Microsoft's Doug Mahugh: Inside the real OOXML debate

The real center of activity
So has the online community and the development community grown so out of sync with one another's interests that one can't tell any more when the other is solving a problem rather than creating new ones? We asked Microsoft's Doug Mahugh about the rather curious perceptions about last week's ISO Ballot Resolution Meeting:
SCOTT FULTON, BetaNews: I got the impression that folks in the blogosphere might have preferred it if this were like "WWE Smackdown," or some similarly polarized form of thumb wrestling going on.
DOUG MAHUGH: Yea, let's face it, some of the details of something like the specification are not really exciting, flashy things. It's low-level, technical details, and if you have a blog and you want to drive traffic, that's not always the best strategy to talk about those little details in the standards process.
SCOTT FULTON: The debate over how to implement drop caps, when the drop cap is a graphic.
DOUG MAHUGH: Exactly, it's hard to spin that into a controversy. And that's what was cool about the BRM. There was just so much meaty, technical discussion. We just had such a cast of experts.

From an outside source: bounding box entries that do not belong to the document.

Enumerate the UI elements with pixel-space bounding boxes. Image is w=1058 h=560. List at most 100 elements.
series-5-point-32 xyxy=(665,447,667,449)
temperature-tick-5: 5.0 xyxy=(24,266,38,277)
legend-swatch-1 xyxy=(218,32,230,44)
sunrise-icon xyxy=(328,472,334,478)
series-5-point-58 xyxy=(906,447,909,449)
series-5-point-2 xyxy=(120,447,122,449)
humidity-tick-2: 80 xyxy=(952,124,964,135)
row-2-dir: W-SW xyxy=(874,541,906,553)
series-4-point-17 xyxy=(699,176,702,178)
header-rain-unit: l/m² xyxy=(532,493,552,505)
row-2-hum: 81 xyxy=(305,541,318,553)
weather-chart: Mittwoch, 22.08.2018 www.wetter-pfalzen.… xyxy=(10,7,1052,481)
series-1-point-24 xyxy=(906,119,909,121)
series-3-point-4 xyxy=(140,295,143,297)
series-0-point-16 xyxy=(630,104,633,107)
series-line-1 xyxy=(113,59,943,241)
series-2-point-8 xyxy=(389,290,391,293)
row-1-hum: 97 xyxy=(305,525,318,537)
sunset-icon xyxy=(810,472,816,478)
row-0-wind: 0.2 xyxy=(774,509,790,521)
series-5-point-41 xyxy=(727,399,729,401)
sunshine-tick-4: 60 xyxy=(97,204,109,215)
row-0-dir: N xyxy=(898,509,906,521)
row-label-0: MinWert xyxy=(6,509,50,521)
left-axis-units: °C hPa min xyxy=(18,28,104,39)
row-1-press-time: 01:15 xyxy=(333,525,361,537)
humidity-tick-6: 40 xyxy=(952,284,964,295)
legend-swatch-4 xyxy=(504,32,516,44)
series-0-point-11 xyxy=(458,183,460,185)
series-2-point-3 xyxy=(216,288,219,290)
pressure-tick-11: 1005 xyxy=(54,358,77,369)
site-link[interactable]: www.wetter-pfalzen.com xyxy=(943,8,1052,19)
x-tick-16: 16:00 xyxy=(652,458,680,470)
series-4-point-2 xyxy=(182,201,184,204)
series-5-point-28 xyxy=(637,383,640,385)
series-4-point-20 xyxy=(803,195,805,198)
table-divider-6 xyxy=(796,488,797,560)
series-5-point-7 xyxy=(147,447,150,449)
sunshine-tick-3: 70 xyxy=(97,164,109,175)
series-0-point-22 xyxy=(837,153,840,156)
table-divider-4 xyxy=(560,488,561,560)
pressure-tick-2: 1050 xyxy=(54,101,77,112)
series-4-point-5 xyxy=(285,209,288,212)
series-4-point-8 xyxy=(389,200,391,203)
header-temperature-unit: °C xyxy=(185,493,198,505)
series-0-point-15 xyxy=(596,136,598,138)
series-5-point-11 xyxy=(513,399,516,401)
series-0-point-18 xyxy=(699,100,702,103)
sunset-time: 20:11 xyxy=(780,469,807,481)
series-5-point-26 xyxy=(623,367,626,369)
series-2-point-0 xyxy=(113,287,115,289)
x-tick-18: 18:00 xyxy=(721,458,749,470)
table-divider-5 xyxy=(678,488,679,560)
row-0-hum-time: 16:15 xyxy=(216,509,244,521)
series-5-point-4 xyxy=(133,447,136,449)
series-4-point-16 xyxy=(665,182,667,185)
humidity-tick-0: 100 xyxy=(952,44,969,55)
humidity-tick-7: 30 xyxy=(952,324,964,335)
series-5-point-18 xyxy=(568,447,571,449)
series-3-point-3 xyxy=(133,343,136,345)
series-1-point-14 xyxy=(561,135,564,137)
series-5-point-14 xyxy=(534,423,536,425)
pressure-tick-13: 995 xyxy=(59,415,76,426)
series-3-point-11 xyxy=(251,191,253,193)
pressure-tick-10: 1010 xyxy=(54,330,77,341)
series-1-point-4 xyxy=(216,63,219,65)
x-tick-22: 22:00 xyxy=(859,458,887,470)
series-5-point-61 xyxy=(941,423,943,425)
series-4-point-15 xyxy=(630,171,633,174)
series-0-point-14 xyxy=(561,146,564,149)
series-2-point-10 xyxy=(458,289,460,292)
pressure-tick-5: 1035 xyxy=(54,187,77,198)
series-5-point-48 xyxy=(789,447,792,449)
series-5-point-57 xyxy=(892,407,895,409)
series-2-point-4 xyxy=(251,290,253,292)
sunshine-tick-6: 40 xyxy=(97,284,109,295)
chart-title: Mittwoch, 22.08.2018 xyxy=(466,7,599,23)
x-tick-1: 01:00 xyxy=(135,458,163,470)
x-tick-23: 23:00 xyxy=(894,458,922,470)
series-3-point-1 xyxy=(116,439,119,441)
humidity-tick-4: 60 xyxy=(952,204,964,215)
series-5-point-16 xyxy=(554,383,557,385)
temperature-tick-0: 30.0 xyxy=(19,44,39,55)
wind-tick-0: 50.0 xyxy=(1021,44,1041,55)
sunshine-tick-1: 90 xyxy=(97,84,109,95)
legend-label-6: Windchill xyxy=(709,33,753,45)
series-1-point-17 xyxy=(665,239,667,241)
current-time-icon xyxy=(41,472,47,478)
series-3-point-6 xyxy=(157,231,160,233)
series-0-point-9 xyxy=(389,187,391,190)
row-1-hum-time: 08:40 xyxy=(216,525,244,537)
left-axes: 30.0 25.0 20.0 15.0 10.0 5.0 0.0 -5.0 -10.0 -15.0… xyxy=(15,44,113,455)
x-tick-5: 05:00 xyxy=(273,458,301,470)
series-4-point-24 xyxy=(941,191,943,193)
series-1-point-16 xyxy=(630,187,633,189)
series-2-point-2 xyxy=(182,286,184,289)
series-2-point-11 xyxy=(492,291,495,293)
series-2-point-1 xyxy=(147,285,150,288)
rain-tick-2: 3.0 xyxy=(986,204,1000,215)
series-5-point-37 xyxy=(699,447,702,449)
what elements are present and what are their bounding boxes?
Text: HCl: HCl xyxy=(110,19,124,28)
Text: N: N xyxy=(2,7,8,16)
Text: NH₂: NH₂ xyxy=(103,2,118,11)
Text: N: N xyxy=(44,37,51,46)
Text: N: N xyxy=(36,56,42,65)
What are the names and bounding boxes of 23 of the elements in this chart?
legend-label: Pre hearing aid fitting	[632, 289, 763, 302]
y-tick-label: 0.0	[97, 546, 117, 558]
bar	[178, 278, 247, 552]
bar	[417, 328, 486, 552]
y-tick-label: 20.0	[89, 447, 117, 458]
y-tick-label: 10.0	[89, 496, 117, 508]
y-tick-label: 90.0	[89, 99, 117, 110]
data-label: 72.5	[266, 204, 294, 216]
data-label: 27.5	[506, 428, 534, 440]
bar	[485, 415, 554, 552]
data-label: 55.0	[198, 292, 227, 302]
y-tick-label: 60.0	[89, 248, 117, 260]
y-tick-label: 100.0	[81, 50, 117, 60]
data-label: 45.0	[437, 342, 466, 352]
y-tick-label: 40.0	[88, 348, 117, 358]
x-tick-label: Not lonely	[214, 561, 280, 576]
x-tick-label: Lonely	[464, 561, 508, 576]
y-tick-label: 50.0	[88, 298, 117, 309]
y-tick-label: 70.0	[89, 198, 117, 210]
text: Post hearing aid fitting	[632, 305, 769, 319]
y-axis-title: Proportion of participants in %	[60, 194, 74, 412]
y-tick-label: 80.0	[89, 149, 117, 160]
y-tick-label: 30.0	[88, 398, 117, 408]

The standards process, Mahugh told us, is almost on a separate track from not only what tech media bloggers are talking about, but also from what everyday developers are focused on. Developers, he said, aren't even asking him about the ISO. They want to know when the next set of tools will be available. Part of that question was answered this morning, with the announcement that version 1 of the Office Open XML SDK would be released to developers next month, with the CTP for version 2 to follow as soon as this July.
DOUG MAHUGH: On a personal note, I've traveled a lot and done some of these developer workshops, and amongst the people who are really writing code around the formats, this news about the SDK is very positive news for those people. It's something I've fielded a lot of questions about over the last nine months since we released the CTP.
SCOTT FULTON: Assuming all goes well with the standards process, what does Microsoft do at this point to help foster a development community around this new standard, which then no really belongs to it exclusively?
DOUG MAHUGH: That's a great question...We have a few things that we're involved in: There's the Open XML Developer group Web site, and there, [you'll find] many code samples already, and we have some people we're working with who are going to put more code samples up there. In fact, in the next few days, we'll have some samples around the new SDK. That's the centerpiece of our strategy for building the developer community, and getting them the tools they want.
Then also, we have a few specific bloggers who have gone into quite a bit of technical detail in the recent past, and we'll be doing a lot more of that. Eric White in particular, also James Newton-King, and of course, Brian Jones' blog and my blog, after we get beyond the standards process here, I think we'll be able to get to more technical stuff as well. So a combination of blogging and the Open XML Developer site, is the main way that we're looking at driving that.
SCOTT FULTON: And if there's a negative outcome to the standards process, I take it that won't drive down momentum toward continuing this as an interoperability project? Don't you still have the leverage you need to drive an international community of developers for outside applications, line-of-business applications, OBAs around the OOXML format?
DOUG MAHUGH: At this point, so close to the end of the process, I don't really want to speculate about outcomes. But I would say in general terms that the work to be done to empower developers with tools to work with the Open XML format, and how we can educate the developer community on the benefits of the format, and how to work with them, that doesn't really change based on anything to do with the standards process. The same group of developers is going to be interested in building the same sorts of applications, regardless of how things play out on that side of the fence.
To me, that's something kinda fun about planning some of the developer awareness, developer education work that we have coming up: It's not really affected by some of these other things, it's very much an independent track, getting developers up to speed.